L’agonie de certaines salles obscures: Diagnostic d’un mal profond

L’agonie de certaines salles obscures: Diagnostic d’un mal profond

La fermeture ou la disparition progressive de certaines salles de cinéma, en dépit des efforts des politiques, est un mal qui perdure au Burkina Faso. Des salles obscures, à certains endroits, ont été transformées en dépotoir, poubelle, nid de tous les vices. Le mal est si profond et la pilule est amère à avaler quand il s’agit de notre cher pays, capitale du cinéma africain. Quel paradoxe ! Et la promesse de l’Etat de construire une dizaine de salles tarde toujours à se concrétiser sur le terrain.

Aujourd’hui, Ouagadougou, qui abrite tous les deux ans, le Festival panafricain du cinéma et de la télévision de Ouagadougou (FESPACO), possède entre 5 et 7 salles, voire moins, véritablement fonctionnelles. Qu’est-ce qui a tué nos salles obscures qui grouillaient pourtant de monde, il y a de cela deux décennies? Les causes sont multiples.

L’une des raisons de cette situation, est sans doute, le faible budget alloué à ce secteur. Les financements, à défaut de disparaître carrément, ont fondu comme du beurre au soleil malgré le geste exceptionnel du Président du Faso Roch Marc Christian Kaboré. Celui-ci avait accordé un milliard de FCFA, l’an dernier, en guise de soutien à la production cinématographique.

Quant aux institutions financières de la place, en l’occurrence les banques, elles se méfient d’un tel secteur qui pour elles, n’est pas rentable.
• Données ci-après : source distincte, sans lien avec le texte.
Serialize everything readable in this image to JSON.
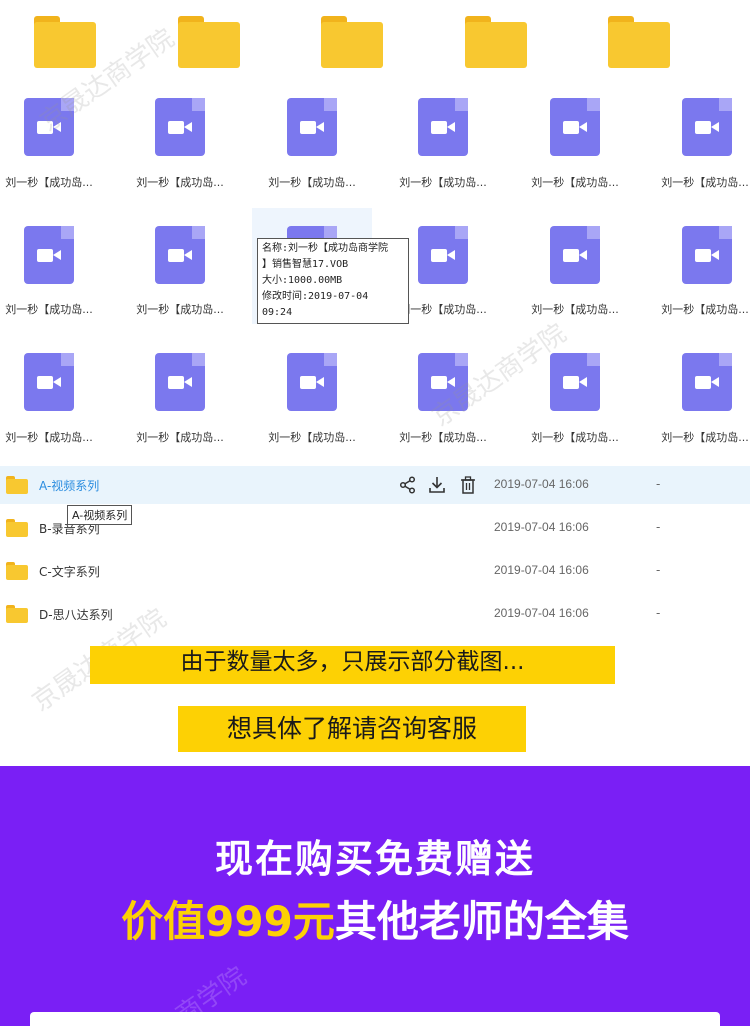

Face à cette absence de financement bancaire, il est évident que les promoteurs se débrouilleront avec des productions au rabais ou mettront  simplement la clé sous le paillasson.

Aussi, hormis les taxes (18%) qui constituent un goulet d’étranglement pour les exploitants, une autre explication est sans conteste la disparition de la billetterie occasionnée par la fermeture de la Société nationale du cinéma au Burkina Faso (SONACIB). Résultat! Des problèmes de répartition des recettes, sur fond de suspicion de fraude ou de détournement,  entre exploitants et producteurs ont surgi.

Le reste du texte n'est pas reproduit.